Living wills: don’t lose the will to live
Another month, another draft Recovery and Resolution Directive. The text is the centrepiece of EU plans for rules and mechanisms which will make banks resolvable without taxpayer bail-outs. However, five years after the crisis the rules have yet to be finalised.
The March version of the text shows that EU legislators are challenged to define the operating principles for a financial institution and will need to give national discretion over implementation to the supervisors. Moreover, the text also indicates that the implementation window will be squeezed.
This is not good news for large firms as they will now have to make their own judgements about what good recovery plans look like. This could mean continued uncertainty as to the scale of the data and governance demands firms are facing, and highlights the need for collaboration to be sought on these issues.
UK and US experience with recovery plans has shown that it is no trivial matter to pull together an ‘evergreen’ picture of how firms operate and what procedures will be necessary, should the need for regulatory surgery arise. There are many challenges to overcome, including intimate mapping of the legal structures and stress testing of recovery options, as well as reporting financial interdependencies (which will have to be aligned with new reporting obligations under the CRR).

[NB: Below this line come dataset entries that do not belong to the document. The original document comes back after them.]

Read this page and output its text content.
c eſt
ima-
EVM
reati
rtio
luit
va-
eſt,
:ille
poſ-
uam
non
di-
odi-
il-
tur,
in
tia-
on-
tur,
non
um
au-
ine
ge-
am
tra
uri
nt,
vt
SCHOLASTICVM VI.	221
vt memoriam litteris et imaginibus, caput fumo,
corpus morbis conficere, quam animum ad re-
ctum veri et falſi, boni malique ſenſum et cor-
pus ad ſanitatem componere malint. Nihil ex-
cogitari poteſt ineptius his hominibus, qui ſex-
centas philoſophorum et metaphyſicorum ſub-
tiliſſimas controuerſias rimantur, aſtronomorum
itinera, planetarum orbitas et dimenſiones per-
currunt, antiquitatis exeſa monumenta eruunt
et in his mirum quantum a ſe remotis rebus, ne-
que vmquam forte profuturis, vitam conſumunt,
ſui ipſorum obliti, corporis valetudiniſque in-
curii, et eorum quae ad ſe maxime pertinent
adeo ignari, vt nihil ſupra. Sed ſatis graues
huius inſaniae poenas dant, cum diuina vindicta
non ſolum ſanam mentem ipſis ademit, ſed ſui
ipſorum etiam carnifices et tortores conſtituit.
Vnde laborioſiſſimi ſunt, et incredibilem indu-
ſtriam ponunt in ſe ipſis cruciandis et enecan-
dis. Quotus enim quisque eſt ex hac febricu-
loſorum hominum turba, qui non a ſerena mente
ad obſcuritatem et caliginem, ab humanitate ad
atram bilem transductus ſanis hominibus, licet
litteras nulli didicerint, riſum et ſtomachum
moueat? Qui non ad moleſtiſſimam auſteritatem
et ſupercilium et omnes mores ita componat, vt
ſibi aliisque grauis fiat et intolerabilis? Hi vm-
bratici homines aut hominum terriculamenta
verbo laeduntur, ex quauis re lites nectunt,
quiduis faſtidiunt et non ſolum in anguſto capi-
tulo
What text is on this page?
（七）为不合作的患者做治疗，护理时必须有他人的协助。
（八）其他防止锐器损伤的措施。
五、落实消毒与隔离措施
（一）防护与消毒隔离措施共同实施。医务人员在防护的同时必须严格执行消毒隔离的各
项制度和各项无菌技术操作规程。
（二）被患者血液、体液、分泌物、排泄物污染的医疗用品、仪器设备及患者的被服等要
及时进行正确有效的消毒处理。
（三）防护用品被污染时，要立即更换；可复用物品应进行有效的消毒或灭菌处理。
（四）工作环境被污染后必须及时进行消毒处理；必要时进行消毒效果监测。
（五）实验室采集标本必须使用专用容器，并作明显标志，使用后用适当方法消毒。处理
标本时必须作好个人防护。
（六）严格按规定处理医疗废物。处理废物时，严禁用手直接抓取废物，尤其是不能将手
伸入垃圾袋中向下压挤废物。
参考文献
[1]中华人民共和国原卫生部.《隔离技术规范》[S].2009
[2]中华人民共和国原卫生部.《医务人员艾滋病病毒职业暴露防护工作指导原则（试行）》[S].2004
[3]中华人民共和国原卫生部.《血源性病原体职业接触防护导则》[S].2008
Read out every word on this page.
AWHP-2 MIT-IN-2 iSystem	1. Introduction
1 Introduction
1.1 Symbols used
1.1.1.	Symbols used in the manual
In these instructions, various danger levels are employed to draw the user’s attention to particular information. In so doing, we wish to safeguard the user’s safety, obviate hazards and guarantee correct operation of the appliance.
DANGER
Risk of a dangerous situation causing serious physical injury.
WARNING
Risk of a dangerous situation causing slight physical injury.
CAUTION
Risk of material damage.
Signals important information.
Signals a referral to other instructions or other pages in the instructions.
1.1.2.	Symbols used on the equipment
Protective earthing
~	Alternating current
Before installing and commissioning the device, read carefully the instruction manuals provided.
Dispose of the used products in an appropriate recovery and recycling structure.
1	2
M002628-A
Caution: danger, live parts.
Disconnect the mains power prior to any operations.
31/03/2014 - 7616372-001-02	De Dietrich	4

A survey conducted by JWG in 2011 found that, at the time of asking, 66% of firms had difficulties with the timely provision of data required by RRPs, with 59% forced to make investments in new systems and controls. This is not being made easier by the changing demands in the laws as they are drafted.
Resolution plans require authorities to have access to detailed data on financial contracts on an ad hoc basis. The February draft directive added text specifying that firms ‘must be capable of producing those records within 12 hours of a request’ – not an insignificant task, considering these reports can measure over a foot in height.
Known unknowns
- How will national regulators put into practice the new discretions being given to them?
- Will firms be able to meet the tighter deadlines for compliance with the RRD?
- What will be the cost of implementing RRPs for the industry and regulators?
Themes
- EU legislators are watering down prescriptive rules and harmonisation in favour of national regulatory discretion on RRPs
- The deadline for implementation is getting shorter, with compliance by 2015 now looking likely
- The imperative is on firms and national regulators to collaborate for clarity over living wills
Luckily for firms, in March, the 12-hour data requirement was removed, and responsibility for setting time limits shifted to national supervisors. However, this does not mean that the rule won’t be reintroduced. The latest draft will also leave it up to each resolution authority to ‘decide to set different time limits for different types of financial contracts’. The result is greater regulatory flexibility, but less certainty as to what demands will ultimately be placed on firms.
Another cause of concern to the middle and back office will stem from disagreement over bail-in tools being discussed at ECOFIN, which may lead to more discretion for national regulators to decide, on a case-by-case basis, the asset classes excluded from bail-in. This adds further legal uncertainty to RRPs, which may only be clarified as regulators begin to put their new powers into practice.
These developments, along with others – such as the flexibility given to firms in the last draft RRD over the triggering of recovery plans – suggest a trend emerging in regulatory thinking towards shifting the responsibility for certain aspects of recovery and resolution planning away from the European stage and towards national regulators and firms. There is evidence of increasing leeway being given to national authorities and the industry to work out best practice, and recognition by the EU, as it considers certain details, that a prescriptive regime may be impossible to achieve.
The need for clarity is made all the more urgent by the accelerating pace of implementation for RRD provisions. Whereas in the February draft the RRD was to be transposed within 18 months of adoption and implemented within 24, the rules now have to be both transposed and applied within just 12 months of the directive being agreed upon. This leaves firms with just half of the time previously envisaged to prepare for the requirements.
As the text is set to be agreed upon late this year, or early 2014, this makes full application of the rules by 2015 likely. This means that key operational issues, such as on-demand data requirements and the scope of bail-in powers, will likely be left up to firms and their national authorities to work out through dialogue. While this may undermine harmonisation, it does allow for firms to shape what key areas of recovery and resolution planning implementation will look like.
This approach may be replicated across other issues on the structural and resolution reform agenda, making it imperative that firms open up the conversation as early as possible.